Он предупредил меня об этом потому, что моя судьба была ему небезразлична. И все равно, это было для меня нелегкое решение, стоившее мне немало душевных мук. Ведь я любил Элизабет всем сердцем, именно она стала причиной кризиса в моих отношениях с женой. В конечном итоге, мне стало ясно, что я не могу жениться на ней, ведь она непременно станет использовать меня, человека намного старше ее, как любая другая хорошенькая женщина в такой ситуации — то есть я просто стану для нее чем-то вроде прикрытия, пока сама она будет спать с кем попало.

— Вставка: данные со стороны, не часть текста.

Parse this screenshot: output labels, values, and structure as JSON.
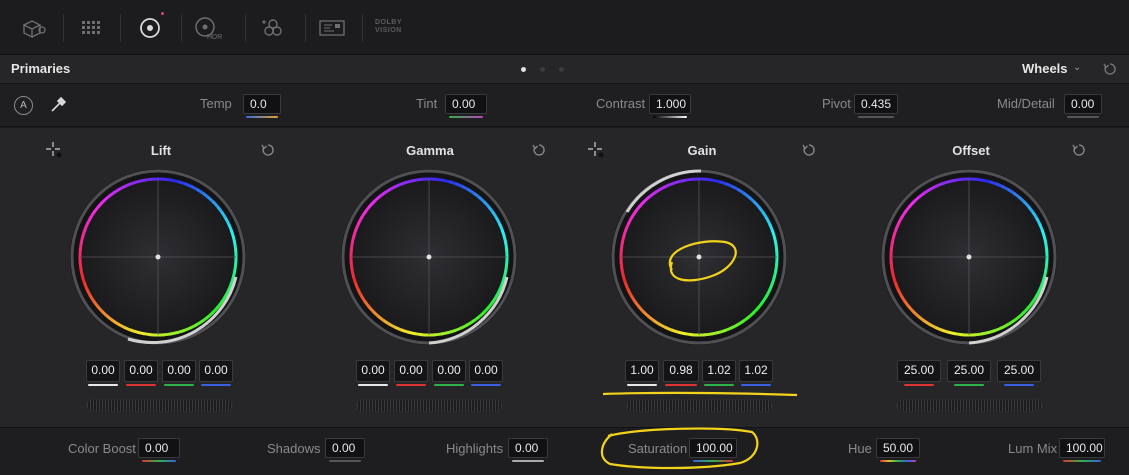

В этом плане Элизабет была настоящей искательницей приключений, и хотя я, безусловно, отдавал бы ей всего себя, ей этого, разумеется, было бы недостаточно».
Роман оборвался так же внезапно, как и начался, он не вылился, как это нередко случается, в теплую многолетнюю дружбу. Лернер остался со своей женой а Элизабет вернулась к Эдди Фишеру.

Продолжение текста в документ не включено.